Ceph/CVMFS/Filer Service Meeting

600/R-001 (CERN)



Show room on map
    • 14:00 14:15
      CVMFS 15m
      Speakers: Enrico Bocchi (CERN) , Fabrizio Furano (CERN)


      • Several catalog errors in unpacked.cern.ch and project.cern.ch
        • Reported to developers, now implementing an extra command to fix it
      • Created machines and aliases for caches dedicated to sft repos (2)
        • Will create alias for compass repositories (3) but not dedicated caches
        • Once done, will ask CM to push to QA by CM
      • IPv6 fixes on Stratum1 caches thanks to Fabrizio's probe
    • 14:15 14:30
      Ceph: Operations 15m
      • Cluster Upgrades, Migrations 5m
        Speaker: Theofilos Mouratidis (CERN)
      • Hardware Repairs 5m
        Speaker: Julien Collet (CERN)


        • ceph-disk-management:
          • Found a bug on the script when run on the ceph/vault cluster
          • Now fixed
          • Longer-term:
            • use ceph-volume lvm batch is super convenient even in non-batch mode
            • could simplify and robustify the scripts.


      • Incidents, Requests, Capacity Planning 5m
        Speaker: Dan van der Ster (CERN)
      • Puppet and Tools 5m
    • 14:30 14:45
      Ceph: Projects, News, Other 15m
      • Kopano/Dovecot 5m
        Speaker: Dan van der Ster (CERN)
      • REVA/CephFS 5m
        Speaker: Theofilos Mouratidis (CERN)
    • 14:45 14:55
      S3 10m
      Speakers: Julien Collet (CERN) , Roberto Valverde Cameselle (CERN)
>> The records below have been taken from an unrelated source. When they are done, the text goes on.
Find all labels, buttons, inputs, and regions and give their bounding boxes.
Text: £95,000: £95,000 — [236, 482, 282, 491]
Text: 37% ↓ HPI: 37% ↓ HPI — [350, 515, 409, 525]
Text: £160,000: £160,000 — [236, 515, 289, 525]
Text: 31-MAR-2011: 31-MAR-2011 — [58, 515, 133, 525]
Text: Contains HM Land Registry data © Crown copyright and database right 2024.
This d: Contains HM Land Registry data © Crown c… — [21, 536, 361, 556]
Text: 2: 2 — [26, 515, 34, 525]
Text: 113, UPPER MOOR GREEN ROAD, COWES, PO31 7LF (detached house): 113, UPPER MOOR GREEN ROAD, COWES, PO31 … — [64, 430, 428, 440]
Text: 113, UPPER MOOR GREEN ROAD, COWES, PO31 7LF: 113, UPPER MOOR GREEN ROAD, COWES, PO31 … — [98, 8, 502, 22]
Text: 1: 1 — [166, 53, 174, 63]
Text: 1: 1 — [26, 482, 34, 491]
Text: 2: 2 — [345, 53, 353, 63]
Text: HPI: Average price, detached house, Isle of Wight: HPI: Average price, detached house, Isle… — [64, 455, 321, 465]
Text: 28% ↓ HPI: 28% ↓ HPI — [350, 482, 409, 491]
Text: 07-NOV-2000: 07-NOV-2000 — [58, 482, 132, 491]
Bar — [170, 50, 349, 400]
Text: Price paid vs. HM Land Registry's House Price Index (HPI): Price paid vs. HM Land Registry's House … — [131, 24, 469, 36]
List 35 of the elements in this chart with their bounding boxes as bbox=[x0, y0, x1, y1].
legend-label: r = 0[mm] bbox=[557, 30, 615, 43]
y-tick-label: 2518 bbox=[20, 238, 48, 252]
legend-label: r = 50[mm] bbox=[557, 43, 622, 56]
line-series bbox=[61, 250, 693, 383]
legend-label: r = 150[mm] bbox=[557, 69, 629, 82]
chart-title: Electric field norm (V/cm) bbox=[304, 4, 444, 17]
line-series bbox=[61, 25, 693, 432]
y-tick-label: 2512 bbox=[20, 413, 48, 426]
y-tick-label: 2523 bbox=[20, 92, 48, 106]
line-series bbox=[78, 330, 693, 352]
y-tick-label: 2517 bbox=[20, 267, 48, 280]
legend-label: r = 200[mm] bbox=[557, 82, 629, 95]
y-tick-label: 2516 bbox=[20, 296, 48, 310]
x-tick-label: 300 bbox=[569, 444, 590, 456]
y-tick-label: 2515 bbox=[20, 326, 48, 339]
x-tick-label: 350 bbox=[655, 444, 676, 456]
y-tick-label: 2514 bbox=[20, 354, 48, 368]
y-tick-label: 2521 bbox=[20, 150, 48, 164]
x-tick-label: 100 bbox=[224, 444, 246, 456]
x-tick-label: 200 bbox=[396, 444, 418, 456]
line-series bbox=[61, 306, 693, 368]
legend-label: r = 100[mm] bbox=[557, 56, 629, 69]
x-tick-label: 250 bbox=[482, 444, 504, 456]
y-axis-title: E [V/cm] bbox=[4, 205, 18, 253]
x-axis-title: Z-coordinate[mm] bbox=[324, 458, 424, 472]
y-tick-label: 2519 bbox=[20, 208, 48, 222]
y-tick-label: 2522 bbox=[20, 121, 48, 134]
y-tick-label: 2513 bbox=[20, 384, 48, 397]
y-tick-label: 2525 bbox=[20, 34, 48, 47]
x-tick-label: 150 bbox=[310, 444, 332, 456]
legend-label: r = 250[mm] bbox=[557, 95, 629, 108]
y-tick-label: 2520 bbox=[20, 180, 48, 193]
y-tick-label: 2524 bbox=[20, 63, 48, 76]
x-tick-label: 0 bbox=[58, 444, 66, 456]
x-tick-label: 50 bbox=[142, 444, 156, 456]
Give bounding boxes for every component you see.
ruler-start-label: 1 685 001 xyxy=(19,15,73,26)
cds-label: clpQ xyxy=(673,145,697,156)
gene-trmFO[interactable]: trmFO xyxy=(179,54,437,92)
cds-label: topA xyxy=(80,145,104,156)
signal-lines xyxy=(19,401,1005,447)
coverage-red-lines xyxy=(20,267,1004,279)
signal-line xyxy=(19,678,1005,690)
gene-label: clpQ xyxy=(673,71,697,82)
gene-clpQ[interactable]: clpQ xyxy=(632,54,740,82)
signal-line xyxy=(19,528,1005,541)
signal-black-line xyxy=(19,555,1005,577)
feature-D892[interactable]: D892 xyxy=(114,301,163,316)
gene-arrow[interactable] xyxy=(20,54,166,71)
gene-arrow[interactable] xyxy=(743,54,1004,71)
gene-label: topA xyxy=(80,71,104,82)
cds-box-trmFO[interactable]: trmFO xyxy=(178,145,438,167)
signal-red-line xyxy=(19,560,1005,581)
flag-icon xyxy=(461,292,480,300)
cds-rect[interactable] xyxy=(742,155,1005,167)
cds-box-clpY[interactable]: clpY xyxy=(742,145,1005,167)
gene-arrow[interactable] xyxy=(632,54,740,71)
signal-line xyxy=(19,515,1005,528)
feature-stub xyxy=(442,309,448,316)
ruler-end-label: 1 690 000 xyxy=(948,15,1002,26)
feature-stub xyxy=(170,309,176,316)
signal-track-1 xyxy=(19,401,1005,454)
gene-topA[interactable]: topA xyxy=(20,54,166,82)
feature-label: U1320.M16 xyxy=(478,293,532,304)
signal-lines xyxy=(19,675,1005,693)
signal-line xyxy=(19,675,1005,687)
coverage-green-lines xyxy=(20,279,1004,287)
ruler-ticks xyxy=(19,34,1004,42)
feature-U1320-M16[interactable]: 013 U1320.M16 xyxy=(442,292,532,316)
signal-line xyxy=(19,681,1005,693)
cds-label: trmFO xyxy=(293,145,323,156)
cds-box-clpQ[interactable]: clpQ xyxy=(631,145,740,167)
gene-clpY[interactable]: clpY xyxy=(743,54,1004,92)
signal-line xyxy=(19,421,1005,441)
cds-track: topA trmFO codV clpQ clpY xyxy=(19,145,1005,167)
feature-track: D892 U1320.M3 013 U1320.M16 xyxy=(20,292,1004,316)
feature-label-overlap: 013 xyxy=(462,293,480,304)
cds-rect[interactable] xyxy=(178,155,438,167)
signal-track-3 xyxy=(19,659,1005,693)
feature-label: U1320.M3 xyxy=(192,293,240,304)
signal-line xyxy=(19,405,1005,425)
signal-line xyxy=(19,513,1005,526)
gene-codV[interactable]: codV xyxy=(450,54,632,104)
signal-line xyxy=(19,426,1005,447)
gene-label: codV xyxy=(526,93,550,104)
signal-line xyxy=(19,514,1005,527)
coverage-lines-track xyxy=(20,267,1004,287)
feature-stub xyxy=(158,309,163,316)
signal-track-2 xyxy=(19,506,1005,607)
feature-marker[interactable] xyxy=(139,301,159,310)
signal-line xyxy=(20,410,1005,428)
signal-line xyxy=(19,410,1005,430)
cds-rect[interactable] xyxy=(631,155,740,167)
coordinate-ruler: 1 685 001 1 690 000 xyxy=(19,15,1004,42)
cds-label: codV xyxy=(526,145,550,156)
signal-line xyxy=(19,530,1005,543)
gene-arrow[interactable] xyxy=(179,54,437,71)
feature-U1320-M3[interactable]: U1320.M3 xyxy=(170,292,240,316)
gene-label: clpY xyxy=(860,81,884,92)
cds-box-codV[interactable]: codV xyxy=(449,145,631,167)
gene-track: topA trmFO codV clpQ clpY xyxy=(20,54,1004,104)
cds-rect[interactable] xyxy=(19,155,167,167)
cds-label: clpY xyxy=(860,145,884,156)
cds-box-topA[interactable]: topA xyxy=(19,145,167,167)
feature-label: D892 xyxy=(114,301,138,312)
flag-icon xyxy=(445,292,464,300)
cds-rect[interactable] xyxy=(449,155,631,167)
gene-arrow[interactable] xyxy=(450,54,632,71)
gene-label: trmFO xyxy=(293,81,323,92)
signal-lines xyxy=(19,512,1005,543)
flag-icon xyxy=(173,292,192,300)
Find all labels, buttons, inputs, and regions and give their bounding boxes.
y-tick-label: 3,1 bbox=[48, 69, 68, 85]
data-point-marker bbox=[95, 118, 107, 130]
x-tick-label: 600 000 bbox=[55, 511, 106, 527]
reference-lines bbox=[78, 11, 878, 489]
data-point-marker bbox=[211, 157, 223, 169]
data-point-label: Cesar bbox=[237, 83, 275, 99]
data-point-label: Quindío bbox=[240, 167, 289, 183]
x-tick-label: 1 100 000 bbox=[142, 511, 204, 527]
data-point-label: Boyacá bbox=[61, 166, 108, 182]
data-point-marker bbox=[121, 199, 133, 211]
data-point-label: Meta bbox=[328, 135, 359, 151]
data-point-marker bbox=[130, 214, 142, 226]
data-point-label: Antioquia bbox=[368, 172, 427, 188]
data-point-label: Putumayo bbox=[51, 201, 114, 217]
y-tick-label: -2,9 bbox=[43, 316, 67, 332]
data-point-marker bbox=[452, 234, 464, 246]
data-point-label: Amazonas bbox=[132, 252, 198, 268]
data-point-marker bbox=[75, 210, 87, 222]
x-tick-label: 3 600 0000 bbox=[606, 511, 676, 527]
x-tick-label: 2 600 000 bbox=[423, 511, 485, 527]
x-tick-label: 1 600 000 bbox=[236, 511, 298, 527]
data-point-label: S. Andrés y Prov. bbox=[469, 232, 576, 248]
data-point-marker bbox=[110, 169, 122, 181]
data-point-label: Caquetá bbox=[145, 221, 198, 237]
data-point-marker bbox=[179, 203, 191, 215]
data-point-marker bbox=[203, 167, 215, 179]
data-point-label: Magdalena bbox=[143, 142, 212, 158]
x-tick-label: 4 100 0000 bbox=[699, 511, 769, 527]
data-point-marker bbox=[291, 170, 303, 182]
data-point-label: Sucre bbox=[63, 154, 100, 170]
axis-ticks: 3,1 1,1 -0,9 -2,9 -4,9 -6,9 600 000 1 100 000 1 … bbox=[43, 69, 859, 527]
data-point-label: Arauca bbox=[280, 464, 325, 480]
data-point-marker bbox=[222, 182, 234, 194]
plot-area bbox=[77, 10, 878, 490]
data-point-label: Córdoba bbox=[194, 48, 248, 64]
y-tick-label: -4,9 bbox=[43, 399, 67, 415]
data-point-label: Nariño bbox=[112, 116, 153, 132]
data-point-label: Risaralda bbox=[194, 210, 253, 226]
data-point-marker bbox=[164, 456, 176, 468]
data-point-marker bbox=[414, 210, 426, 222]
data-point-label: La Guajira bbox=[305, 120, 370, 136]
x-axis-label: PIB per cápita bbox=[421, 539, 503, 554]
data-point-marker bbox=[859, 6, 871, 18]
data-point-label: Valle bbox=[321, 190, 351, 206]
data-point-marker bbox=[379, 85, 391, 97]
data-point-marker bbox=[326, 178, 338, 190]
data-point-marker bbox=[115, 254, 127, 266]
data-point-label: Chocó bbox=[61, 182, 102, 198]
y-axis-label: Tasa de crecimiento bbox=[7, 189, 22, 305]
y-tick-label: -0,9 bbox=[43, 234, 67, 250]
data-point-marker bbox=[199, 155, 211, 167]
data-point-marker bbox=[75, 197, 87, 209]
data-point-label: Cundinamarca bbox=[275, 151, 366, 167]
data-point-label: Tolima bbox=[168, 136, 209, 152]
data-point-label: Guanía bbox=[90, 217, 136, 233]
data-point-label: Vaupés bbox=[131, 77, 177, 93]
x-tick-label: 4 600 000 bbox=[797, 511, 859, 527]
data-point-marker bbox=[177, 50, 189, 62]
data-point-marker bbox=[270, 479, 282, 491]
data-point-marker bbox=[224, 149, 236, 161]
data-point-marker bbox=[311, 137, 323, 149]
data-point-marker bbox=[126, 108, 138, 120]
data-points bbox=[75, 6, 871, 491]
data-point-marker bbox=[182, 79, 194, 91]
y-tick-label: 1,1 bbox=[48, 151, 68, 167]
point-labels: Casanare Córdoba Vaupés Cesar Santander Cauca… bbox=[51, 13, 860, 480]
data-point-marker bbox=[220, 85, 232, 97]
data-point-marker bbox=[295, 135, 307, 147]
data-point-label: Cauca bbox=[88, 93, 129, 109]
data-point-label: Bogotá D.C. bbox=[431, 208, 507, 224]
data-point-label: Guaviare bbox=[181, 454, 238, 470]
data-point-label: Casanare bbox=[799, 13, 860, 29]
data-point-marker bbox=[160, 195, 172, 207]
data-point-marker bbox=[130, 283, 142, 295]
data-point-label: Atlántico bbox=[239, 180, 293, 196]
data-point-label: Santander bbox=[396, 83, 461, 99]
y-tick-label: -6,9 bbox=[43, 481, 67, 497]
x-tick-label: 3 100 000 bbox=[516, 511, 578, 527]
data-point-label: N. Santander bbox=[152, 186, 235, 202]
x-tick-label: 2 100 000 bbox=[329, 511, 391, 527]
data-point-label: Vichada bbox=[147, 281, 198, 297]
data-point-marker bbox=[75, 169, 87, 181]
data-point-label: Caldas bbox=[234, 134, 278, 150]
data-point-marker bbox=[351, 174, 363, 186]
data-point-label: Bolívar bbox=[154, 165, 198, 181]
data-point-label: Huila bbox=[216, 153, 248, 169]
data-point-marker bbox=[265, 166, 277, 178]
      • Inspire backup (HEPData) from CephFS to S3. CephFS is main storage and plan to backup to S3 (requirement is at least one copy readable)
      • rgwxl-bare complaining now and then (roger disabled, /usr/bin/radosgw kill)
      • S3 sync modules
        • Managed to set up metadata sync to new region using elastic search
        • Trying to come up with a simple way to test and query this metadata
      • Request from a user (RQF1623111)
        • 1-2TB on S3 for backup of persistent volumes used by kubernetes
        • intent to use this as a backup for disaster recovery
        • would use restic
      • S3 Accounting
        • PR with most of the puppet config for ceph/accounting
        • Only item left to fix is eos-project access
    • 14:55 15:05
      Filer/CephFS 10m
      Speakers: Dan van der Ster (CERN) , Theofilos Mouratidis (CERN)


      • Space exhaustion on itopenshift-nfs02-reg(istry):
        • Using 3.12 TB out of 3.8 TB. Volume is 4 TB.
        • Cannot easily expand due to bug in zfs with cc7 that makes impossible to use new capacity
        • Created itnfs08d with 8TB volume and copied over with Syncoid
      • GitLab slow or unresponsive (OTG0058058)
        • Peak of reads on gitlab-prod-storage3
        • Caused by peaks of memory usage in one GitLab backend server that triggers OOM kill and, after, files from the filer need to be cached again
      • Intervention on routers (OTG0057829) impacted filers
        • All smooth, no manual intervention required
        • There was a short (5 min) network disruption at 13:00. Also OpenStack was unavailable.
    • 15:05 15:10
      AOB 5m
      • Scheduled power cut, Thursday Jul 30, 6:00 - 6:15